The other activity I thought I would miss is going out with friends. However if anything I am more in contact with my friends now than I was before. Also you focus on your real friends rather than the sometimes endless round of new contacts that expat life brings. It’s kind of nice to have the opportunity to bed in those friendships that matter. Plus all of the activities we would normally do together we can still do over the internet. There is a world of video conference socials, online comedies, plays, wines tastings, museums and art galleries. In fact it’s a little overwhelming just how much has been made available in such a short time. You could spend your days in a non stop whirlwind of online outings.

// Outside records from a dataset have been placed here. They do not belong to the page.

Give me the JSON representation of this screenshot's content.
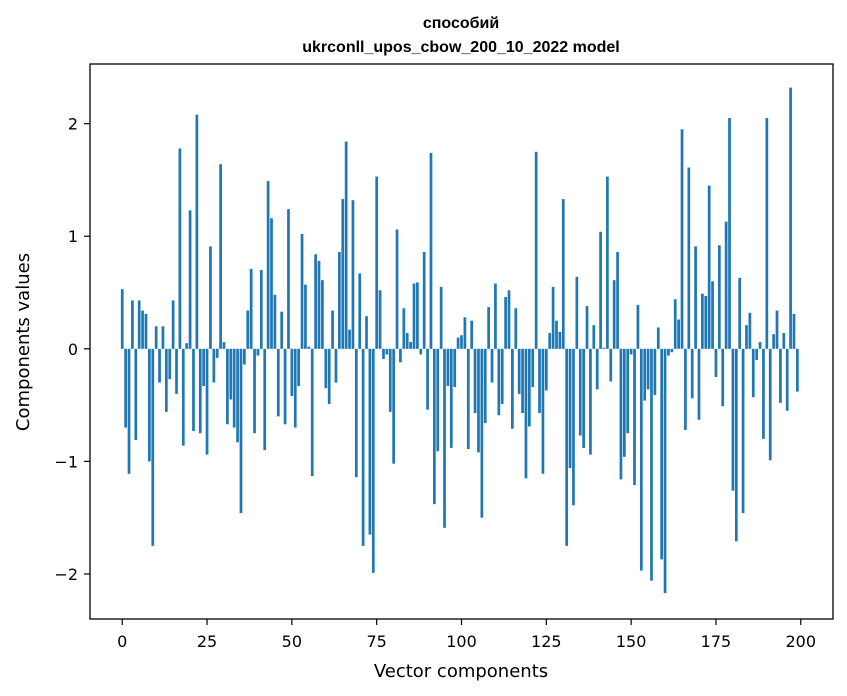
{
  "chart_data": {
    "type": "bar",
    "title_line1": "способий",
    "title_line2": "ukrconll_upos_cbow_200_10_2022 model",
    "xlabel": "Vector components",
    "ylabel": "Components values",
    "xlim": [
      -9.5,
      209.5
    ],
    "ylim": [
      -2.4,
      2.53
    ],
    "xticks": [
      0,
      25,
      50,
      75,
      100,
      125,
      150,
      175,
      200
    ],
    "xtick_labels": [
      "0",
      "25",
      "50",
      "75",
      "100",
      "125",
      "150",
      "175",
      "200"
    ],
    "yticks": [
      -2,
      -1,
      0,
      1,
      2
    ],
    "ytick_labels": [
      "−2",
      "−1",
      "0",
      "1",
      "2"
    ],
    "bar_color": "#1f77b4",
    "grid": false,
    "values": [
      0.53,
      -0.7,
      -1.11,
      0.43,
      -0.81,
      0.43,
      0.34,
      0.31,
      -1.0,
      -1.75,
      0.2,
      -0.3,
      0.2,
      -0.56,
      -0.27,
      0.43,
      -0.4,
      1.78,
      -0.86,
      0.05,
      1.23,
      -0.73,
      2.08,
      -0.75,
      -0.33,
      -0.94,
      0.91,
      -0.3,
      -0.08,
      1.64,
      0.06,
      -0.67,
      -0.45,
      -0.7,
      -0.83,
      -1.46,
      -0.14,
      0.34,
      0.71,
      -0.75,
      -0.06,
      0.7,
      -0.9,
      1.49,
      1.16,
      0.48,
      -0.6,
      0.33,
      -0.67,
      1.24,
      -0.42,
      -0.7,
      -0.33,
      1.02,
      0.57,
      0.02,
      -1.13,
      0.84,
      0.78,
      0.61,
      -0.35,
      -0.49,
      0.34,
      -0.3,
      0.86,
      1.33,
      1.84,
      0.17,
      1.32,
      -1.14,
      0.67,
      -1.75,
      0.29,
      -1.65,
      -1.99,
      1.53,
      0.52,
      -0.09,
      -0.05,
      -0.56,
      -1.02,
      1.06,
      -0.12,
      0.36,
      0.14,
      0.06,
      0.58,
      0.59,
      -0.05,
      0.86,
      -0.54,
      1.74,
      -1.38,
      -0.91,
      0.55,
      -1.59,
      -0.33,
      -0.88,
      -0.34,
      0.1,
      0.12,
      0.28,
      -0.89,
      0.25,
      -0.57,
      -0.92,
      -1.5,
      -0.66,
      0.37,
      -0.3,
      0.58,
      -0.59,
      -0.49,
      0.46,
      0.52,
      -0.71,
      0.36,
      -0.4,
      -0.57,
      -1.15,
      -0.69,
      -0.34,
      1.75,
      -0.57,
      -1.11,
      -0.37,
      0.14,
      0.55,
      0.25,
      0.15,
      1.33,
      -1.75,
      -1.06,
      -1.39,
      0.64,
      -0.77,
      -0.88,
      0.38,
      -0.94,
      0.21,
      -0.36,
      1.04,
      0.01,
      1.53,
      -0.29,
      0.61,
      0.86,
      -1.16,
      -0.96,
      -0.75,
      -0.05,
      -1.21,
      0.39,
      -1.97,
      -0.46,
      -0.36,
      -2.06,
      -0.41,
      0.19,
      -1.87,
      -2.17,
      -0.06,
      -0.03,
      0.44,
      0.26,
      1.95,
      -0.72,
      1.61,
      -0.44,
      0.91,
      -0.63,
      0.49,
      0.47,
      1.45,
      0.6,
      -0.25,
      0.92,
      -0.51,
      1.13,
      2.05,
      -1.26,
      -1.71,
      0.63,
      -1.46,
      0.21,
      0.32,
      -0.43,
      -0.1,
      0.06,
      -0.8,
      2.05,
      -0.99,
      0.13,
      0.34,
      -0.48,
      0.14,
      -0.55,
      2.32,
      0.31,
      -0.38
    ]
  }
}
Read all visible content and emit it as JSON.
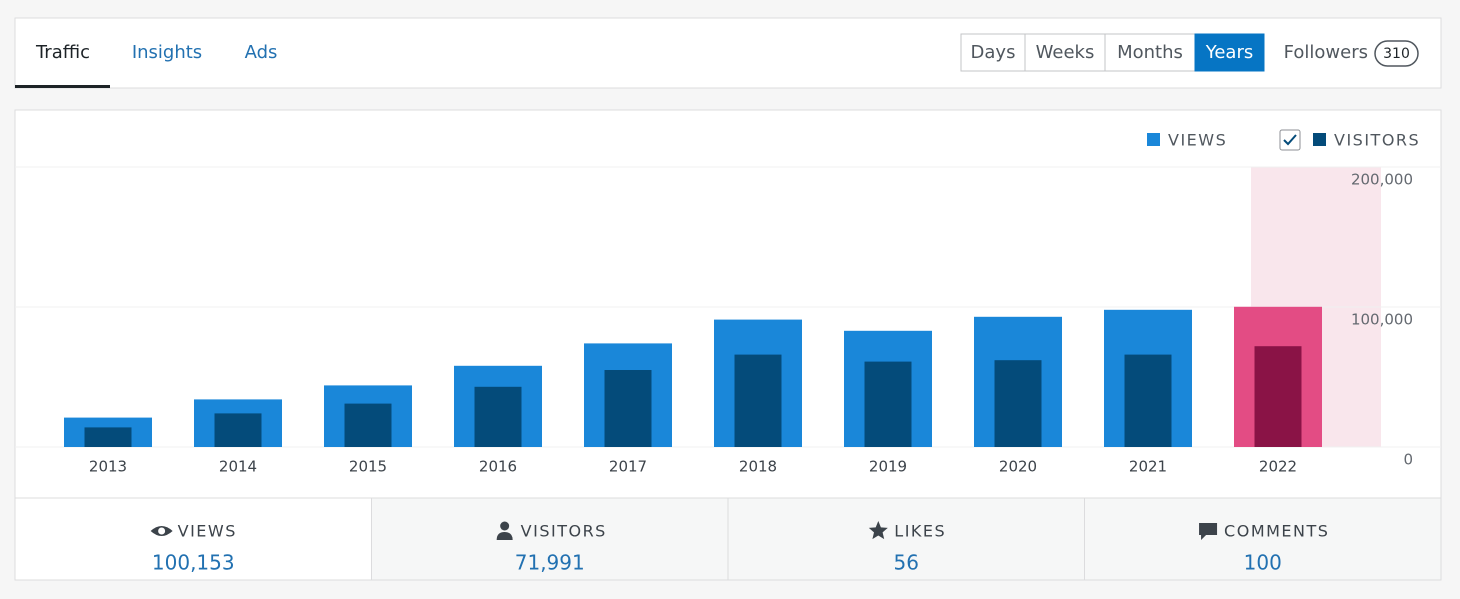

No, the only two things I really miss are family visits and hiking. I’m not missing my family, just the ability to visit. After all I was with them two weeks ago, just before the quarantine, and I wouldn’t normally return for another four weeks. Besides I’m on the phone or FaceTime to them every other day. So it’s not that I miss my family, I miss the idea that I can’t just jet off to see them if needed. It’s the fact that if something happens to one of them I can’t be there. Mind you if I was in the UK I’d still be in the same position, physically closer but still under quarantine and unable to be with them. I’ll survive with this discomfort. I had the same sensation when that volcano exploded in Iceland and grounded all planes. When you’re used to being to travel freely at will it’s an uncomfortable sensation to have that taken away.
Then there’s the mountains and the countryside. I so miss my weekly hikes. I feel like karma has come to bite me up the backside. For years I have posted regular photos of stunning scenes and glorious blue skies to all my friends in the UK. Now they’re allowed out for a walk once a day and posting photos of parks and riversides whilst I’m stuck indoors. Karma is a bitch!
On the plus side the thing about a wish jar is it lets you know what is really important in your life, because that is what you genuinely miss. My family has always been important to me. I value my independence and I’ve spent much of my life travelling and moving about the world. But I keep in contact and always come back to family. I always will do. Thinking about my two imaginary post it notes in the wish jar I am comforted by the thought that my life to now has been full of the things that are important to me and it will be again. I have no regrets.